Green Dot Corp. has been busy lately, closing out its long-awaited and controversial $15.7 million purchase of Bonneville Bancorp and plotting a customer acquisition initiative.

Both developments will require major technology changes, and the firm has hired John MacIlwaine to head its information-technology shop. The former Visa global head of development, who also did a stint as chief technology officer of Morgan Stanley's private client group, became Green Dot's chief information officer in December (see story).

In an interview, MacIlwaine speaks about his plans to move Green Dot forward into new areas of mobile and social media, and about the impact of the Bonneville deal (see story).

What are you working on in your first few weeks on the job?

MacIlwaine: I'm focused on understanding all of the firm's technology components and business strategy. What attracted me to Green Dot was the opportunity to make a difference through use of the tech platform. … I'll be leading all of the technology at Green Dot, that includes application development and operations platforms. I'll also be working on the firm's architecture and vision going forward.

What new projects are underway at the firm?

MacIlwaine: The IT team is focused on a couple of things right now, the first is differentiating our prepaid business through tech innovation, which includes creating more customization for consumers. To do that, our platform will need to be flexible and configurable.

What tech innovation are you excited about, and how can it make a difference at Green Dot?

MacIlwaine: Right now [mobile] is at an inflection point. There is expanding technology capabilities and the ubiquity of mobile devices. We also have the growth of social networking. There is now an entire generation of consumers who are connected to each other via social networking, so it's becoming a critical component of doing business. … The organizations that can best capture mobile access and social networking will do the best work.

How can you make social networking and mobile work together to best suit Green Dot?

MacIlwaine: There are things that you can do with social networking and mobile that are on our roadmap for the future. Social networking is allowing lots of people to connect with each other.
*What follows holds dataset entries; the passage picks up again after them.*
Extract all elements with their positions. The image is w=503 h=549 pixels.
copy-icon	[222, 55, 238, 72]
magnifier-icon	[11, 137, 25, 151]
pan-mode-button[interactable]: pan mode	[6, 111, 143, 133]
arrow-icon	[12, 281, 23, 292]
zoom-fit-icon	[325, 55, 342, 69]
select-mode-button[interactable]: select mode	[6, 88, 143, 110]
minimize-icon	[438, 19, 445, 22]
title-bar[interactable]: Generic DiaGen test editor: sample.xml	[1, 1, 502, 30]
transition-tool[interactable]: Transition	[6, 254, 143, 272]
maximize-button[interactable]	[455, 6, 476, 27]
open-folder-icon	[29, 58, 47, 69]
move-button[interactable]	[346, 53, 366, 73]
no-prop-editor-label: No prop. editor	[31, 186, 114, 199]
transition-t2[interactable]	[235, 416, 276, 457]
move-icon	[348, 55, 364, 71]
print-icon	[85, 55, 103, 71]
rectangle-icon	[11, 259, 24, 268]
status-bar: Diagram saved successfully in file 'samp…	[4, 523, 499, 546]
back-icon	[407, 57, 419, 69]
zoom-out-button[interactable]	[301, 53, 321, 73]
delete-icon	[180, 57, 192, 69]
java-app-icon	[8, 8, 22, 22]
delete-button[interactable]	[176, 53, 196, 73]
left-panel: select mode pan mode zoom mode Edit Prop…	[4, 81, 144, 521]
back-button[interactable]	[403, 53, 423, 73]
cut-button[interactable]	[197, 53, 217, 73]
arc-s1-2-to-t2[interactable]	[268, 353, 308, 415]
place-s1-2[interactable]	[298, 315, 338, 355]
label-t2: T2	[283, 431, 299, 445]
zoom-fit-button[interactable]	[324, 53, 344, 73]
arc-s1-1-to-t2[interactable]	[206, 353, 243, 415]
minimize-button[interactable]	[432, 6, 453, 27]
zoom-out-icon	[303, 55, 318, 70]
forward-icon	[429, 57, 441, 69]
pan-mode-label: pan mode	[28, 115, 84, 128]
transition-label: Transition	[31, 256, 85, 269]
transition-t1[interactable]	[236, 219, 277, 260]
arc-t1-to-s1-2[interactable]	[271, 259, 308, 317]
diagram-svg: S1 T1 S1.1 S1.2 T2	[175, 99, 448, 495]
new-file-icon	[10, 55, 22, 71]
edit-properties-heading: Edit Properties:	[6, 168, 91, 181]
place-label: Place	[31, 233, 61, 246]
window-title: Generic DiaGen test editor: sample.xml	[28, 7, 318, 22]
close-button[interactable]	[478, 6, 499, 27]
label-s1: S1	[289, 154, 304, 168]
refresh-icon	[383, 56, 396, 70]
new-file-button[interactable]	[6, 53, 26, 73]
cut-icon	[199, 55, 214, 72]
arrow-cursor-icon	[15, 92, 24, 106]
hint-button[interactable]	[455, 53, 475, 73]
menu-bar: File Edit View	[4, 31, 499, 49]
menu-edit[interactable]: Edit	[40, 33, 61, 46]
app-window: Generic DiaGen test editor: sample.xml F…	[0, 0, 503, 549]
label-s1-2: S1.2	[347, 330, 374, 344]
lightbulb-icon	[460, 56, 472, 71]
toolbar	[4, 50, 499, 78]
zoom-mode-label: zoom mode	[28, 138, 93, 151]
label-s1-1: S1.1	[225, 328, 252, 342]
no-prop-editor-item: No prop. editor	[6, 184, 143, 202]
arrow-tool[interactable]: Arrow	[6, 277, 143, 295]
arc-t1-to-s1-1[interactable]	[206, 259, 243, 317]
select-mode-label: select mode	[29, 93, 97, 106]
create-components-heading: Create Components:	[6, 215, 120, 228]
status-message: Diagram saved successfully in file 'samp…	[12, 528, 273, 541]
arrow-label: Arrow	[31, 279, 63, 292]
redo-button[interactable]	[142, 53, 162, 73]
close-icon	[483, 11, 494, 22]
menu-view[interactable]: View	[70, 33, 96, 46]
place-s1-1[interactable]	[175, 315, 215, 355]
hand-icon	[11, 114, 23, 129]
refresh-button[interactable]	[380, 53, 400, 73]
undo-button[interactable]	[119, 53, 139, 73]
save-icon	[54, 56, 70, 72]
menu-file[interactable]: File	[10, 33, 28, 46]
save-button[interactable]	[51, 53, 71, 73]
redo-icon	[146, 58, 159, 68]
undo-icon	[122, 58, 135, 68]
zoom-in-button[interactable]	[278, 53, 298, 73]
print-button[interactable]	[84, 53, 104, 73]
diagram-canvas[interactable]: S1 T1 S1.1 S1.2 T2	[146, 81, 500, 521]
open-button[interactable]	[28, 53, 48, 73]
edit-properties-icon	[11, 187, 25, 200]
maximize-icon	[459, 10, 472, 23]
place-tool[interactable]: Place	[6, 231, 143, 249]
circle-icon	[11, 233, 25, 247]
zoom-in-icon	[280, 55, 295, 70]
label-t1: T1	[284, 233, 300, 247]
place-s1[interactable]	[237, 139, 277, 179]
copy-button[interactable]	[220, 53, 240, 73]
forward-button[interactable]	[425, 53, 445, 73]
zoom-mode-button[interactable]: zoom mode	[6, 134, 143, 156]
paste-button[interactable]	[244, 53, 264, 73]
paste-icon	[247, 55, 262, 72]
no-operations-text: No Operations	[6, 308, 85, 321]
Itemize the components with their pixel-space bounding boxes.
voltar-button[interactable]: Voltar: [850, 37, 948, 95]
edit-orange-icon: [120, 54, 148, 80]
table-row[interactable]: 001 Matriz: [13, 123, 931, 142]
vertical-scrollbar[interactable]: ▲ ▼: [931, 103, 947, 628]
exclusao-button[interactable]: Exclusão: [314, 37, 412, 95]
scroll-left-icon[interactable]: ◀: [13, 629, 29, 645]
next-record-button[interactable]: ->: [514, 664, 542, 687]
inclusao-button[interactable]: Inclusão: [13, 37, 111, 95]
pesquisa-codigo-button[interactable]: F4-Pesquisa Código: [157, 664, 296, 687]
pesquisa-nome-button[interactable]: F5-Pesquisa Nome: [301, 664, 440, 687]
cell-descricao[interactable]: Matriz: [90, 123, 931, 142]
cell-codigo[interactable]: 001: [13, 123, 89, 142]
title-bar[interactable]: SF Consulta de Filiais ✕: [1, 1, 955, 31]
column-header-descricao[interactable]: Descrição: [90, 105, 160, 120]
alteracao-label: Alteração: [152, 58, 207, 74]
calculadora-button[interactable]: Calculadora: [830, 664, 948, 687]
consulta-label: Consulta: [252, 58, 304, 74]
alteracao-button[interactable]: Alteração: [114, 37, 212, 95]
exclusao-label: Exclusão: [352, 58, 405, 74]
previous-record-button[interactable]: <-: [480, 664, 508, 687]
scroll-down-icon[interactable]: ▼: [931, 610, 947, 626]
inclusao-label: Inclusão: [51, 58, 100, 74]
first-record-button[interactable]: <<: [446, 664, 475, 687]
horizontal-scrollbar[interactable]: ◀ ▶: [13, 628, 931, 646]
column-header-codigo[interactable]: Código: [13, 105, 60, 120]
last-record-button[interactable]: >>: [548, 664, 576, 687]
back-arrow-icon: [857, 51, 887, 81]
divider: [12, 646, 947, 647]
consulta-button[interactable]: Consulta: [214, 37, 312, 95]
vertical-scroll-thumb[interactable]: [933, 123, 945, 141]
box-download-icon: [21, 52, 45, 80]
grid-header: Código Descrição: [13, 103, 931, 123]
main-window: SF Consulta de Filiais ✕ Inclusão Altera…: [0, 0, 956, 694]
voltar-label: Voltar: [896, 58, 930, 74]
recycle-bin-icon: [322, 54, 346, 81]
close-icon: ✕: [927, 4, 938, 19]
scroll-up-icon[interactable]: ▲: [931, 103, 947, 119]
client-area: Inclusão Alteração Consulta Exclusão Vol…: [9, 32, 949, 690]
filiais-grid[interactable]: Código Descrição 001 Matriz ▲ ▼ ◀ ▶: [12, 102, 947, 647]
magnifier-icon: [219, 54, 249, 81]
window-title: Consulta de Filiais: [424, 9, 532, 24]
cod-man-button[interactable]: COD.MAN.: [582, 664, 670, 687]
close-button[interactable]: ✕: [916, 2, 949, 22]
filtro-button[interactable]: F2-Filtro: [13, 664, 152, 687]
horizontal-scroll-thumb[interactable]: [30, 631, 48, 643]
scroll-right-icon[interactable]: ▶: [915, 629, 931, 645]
What's not happening right now is the offering of [financial services] that allow people to successfully exchange value [via social networking]. That value can be the exchange of money via social networks accessed via mobile, but it can also be the exchange of some sort of credit or points, or some type of loyalty initiative.

Facebook has Facebook credits and Xbox has credits. The idea is to send and use currency that can be converted to cash or loyalty offers. As the concept crosses into financial services, there are a lot of firms that are trying to do this, but the trick is to have good social networking capabilities.

We believe Green Dot has the processing technology and the [retail and user] network to make a difference in the space.

How can you use mobile or social networking to further loyalty offers?

MacIlwaine: We have the ability to send discount coupons to consumers that are on a social network near or at the point of sale. … To do this you need to have integration with the merchant point of sale system and the prepaid card tech to process transactions at the same time. It's a huge opportunity for us.

What benefits can be derived from location-based technology?

MacIlwaine: You can send someone a special offer based on location, which is already happening at a lot of financial institutions. What we want to do is use location-based services to help control the end-to-end transaction and experience for the user. We already have all of the tech capabilities necessary to do this in house.

How does the Bonneville acquisition change your department's mission?

MacIlwaine: We'll be able to control our own destiny much more from an IT perspective because we now own a bank (which allows Green Dot to issue its own cards). We need less approval or input from third parties to offer new services, which reduces risk and will shorten our time to market (Green Dot has previously relied on unaffiliated bank issuing partners, exposing the firm to risk inherent in changes in those banks' businesses that were beyond Green Dot's control).

We'll be able to move new services though the development cycle from idea to deployment much faster. Banks are more heavily regulated, but we'll also have more control over development.